The background, then, to the Colston statue is not one of ubiquitous popular support for a merchant philanthropist Bristolian, but a fascinating insight into nineteenth-century ‘open class warfare’ and public support for ‘the formation of a “labour party” to represent working people’. Which aspects of history are being erased by substituting a mature debate on this subject with trivialising accusations of woke cancel culture? In many ways, Arrowsmith’s nineteenth-century tactics are being replicated by twenty-first century politicians.
The past will always be contested. If you are reading this, you are probably engaged in that process to some extent or another. Practitioners of academic humanities are, perhaps, not naturally suited to confrontation. But our voices are not just important, they are key. As Orwell pointed out, critically thinking about the past is an essential part of the present and, by extension, the future.

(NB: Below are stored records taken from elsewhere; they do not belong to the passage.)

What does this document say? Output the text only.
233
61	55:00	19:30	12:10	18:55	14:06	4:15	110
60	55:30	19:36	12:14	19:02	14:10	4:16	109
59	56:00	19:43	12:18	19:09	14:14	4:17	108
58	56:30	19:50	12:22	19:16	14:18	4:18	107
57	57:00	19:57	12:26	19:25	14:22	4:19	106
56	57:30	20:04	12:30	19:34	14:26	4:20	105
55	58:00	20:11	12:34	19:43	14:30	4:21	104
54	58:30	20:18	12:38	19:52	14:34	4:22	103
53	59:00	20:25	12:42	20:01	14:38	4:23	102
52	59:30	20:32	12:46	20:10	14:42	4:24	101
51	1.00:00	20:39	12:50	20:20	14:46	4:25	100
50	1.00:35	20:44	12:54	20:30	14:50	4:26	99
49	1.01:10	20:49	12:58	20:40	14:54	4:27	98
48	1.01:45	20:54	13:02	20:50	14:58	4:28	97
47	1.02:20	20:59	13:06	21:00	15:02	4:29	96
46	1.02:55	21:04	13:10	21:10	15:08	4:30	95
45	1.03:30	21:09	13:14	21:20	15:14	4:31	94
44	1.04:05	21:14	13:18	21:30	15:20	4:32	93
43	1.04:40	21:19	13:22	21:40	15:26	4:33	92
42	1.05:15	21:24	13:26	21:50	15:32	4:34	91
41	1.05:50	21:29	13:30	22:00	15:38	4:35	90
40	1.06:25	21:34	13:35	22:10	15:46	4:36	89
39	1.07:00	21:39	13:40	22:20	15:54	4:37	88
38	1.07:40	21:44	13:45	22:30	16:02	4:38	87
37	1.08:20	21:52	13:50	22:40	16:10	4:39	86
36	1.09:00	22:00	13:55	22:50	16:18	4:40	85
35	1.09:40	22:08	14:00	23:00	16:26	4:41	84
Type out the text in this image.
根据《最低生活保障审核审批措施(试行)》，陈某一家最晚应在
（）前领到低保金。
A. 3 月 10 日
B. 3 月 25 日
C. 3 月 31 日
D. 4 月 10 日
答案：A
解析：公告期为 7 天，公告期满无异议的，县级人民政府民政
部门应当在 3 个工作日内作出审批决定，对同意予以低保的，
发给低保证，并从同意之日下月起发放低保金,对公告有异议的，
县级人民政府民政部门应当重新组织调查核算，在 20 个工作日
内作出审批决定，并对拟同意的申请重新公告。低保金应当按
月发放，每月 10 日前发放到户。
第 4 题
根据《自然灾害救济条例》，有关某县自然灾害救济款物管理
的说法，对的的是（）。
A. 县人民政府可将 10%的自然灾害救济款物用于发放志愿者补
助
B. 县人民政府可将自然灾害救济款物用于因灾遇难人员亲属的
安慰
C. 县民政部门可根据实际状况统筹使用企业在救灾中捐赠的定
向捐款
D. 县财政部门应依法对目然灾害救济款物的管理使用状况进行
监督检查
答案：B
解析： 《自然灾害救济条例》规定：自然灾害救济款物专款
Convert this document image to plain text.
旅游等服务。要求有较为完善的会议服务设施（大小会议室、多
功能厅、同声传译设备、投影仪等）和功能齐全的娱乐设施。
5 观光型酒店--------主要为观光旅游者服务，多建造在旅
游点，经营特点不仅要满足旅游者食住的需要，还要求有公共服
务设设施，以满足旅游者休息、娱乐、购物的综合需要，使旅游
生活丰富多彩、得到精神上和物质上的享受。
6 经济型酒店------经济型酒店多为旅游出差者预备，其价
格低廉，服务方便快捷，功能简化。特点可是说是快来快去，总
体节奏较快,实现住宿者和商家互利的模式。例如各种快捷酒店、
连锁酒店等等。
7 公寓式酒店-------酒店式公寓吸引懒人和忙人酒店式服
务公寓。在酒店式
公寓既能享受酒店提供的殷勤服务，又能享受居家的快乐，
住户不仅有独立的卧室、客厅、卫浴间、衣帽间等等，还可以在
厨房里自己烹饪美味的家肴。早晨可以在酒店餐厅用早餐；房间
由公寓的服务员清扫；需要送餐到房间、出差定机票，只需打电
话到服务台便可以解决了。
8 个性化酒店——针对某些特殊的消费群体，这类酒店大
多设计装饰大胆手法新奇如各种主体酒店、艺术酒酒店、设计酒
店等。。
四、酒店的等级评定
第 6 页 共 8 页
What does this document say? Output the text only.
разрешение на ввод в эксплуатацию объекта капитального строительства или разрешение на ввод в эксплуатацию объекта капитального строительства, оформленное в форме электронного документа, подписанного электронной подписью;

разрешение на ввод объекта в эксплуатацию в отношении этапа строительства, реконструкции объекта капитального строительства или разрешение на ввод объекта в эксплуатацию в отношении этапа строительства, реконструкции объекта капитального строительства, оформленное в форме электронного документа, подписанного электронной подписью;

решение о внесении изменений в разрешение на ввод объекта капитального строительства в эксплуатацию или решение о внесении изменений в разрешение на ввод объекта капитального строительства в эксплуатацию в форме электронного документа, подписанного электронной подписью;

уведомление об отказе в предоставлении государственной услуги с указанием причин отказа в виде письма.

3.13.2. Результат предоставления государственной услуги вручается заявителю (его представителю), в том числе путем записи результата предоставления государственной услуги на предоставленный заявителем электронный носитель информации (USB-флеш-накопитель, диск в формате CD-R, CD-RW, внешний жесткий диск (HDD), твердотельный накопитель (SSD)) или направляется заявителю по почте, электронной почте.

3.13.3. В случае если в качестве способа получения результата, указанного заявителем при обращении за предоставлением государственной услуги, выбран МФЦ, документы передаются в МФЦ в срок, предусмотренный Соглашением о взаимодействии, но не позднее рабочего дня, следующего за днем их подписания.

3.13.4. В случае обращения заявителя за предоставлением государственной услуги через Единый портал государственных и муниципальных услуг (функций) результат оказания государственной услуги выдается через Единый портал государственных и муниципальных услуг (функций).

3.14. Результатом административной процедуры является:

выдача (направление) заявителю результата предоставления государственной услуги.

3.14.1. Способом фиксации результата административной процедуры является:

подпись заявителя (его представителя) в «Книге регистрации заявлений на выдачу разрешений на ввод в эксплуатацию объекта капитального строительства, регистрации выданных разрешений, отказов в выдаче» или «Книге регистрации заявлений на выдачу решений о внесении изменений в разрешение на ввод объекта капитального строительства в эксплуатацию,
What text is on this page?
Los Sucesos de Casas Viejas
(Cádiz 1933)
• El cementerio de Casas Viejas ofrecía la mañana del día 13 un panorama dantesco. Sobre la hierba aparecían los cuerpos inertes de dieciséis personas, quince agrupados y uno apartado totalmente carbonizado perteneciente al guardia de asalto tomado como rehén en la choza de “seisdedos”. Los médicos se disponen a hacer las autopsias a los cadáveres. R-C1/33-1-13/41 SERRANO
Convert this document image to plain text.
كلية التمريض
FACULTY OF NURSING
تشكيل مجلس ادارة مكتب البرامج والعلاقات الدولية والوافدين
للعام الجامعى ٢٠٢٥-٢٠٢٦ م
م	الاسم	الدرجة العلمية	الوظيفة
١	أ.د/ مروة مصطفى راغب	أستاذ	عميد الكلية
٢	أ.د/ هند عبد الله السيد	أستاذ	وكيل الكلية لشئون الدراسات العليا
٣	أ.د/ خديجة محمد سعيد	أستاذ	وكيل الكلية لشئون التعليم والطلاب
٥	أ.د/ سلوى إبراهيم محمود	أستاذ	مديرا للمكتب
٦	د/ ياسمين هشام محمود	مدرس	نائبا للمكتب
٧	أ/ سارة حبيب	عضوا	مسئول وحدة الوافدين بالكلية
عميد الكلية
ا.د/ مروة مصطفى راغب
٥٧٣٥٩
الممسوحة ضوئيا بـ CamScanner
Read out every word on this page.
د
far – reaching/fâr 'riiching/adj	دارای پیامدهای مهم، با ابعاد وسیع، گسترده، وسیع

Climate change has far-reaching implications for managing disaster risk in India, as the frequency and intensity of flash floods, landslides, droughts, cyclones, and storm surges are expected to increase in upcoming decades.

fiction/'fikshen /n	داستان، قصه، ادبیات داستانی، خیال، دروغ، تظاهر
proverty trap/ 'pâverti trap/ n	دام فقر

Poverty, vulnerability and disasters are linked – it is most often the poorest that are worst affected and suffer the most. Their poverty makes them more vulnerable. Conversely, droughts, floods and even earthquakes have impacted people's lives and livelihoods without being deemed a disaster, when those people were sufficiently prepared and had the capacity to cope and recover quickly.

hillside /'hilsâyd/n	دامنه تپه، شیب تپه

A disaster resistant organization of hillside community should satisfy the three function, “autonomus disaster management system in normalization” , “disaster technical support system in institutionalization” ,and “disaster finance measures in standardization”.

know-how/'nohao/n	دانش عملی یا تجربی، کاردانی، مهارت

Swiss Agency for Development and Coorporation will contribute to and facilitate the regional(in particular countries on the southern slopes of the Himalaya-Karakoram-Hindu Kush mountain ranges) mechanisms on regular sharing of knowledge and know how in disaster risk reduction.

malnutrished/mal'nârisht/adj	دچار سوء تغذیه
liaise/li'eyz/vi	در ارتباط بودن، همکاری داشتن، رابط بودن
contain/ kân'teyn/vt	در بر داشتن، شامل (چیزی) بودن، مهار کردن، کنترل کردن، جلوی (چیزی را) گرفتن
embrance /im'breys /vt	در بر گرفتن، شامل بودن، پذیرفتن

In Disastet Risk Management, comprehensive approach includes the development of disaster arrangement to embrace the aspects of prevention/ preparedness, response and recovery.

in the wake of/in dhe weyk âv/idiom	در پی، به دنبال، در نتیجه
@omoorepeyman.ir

The MHR aims to be a part of that debate, through the voices of our contributors. We look forward to hearing from you.
Notes
[1] P. Woodruff, [= P. Mason], The Men who Ruled India: The Founders (London, 1953), p. 15.
[2] E. W. Said, Culture and Imperialism (New York, 1993), p. 114.
[3] F. Bédarida, A Social History of England, 1851-1975 (Paris, 1976), p. 49.
[4] T. Pinney, The Letters of Thomas Babington Macaulay in four volumes (Cambridge, 2008), p. 216.
[5] Speech in the House of Commons, Hansard ,Volume 446 (23 January 1948), Column 557. https://hansard.parliament.uk/Commons/1948-01-23/debates/b9704861-e9ed-40d9-ab92-4477a26e25f5/CommonsChamber.
[6] D. Ludden, ‘Orientalist Empiricism: Transformations of Colonial Knowledge’, in C. A. Breckenridge & P. van de Veer (eds.), Orientalism and the Postcolonial Predicament: Perspectives on South Asia (Philadelphia, PA., 1993), p. 250.
[7] As said to me at the same dinner party described above. Ok, it’s a great line!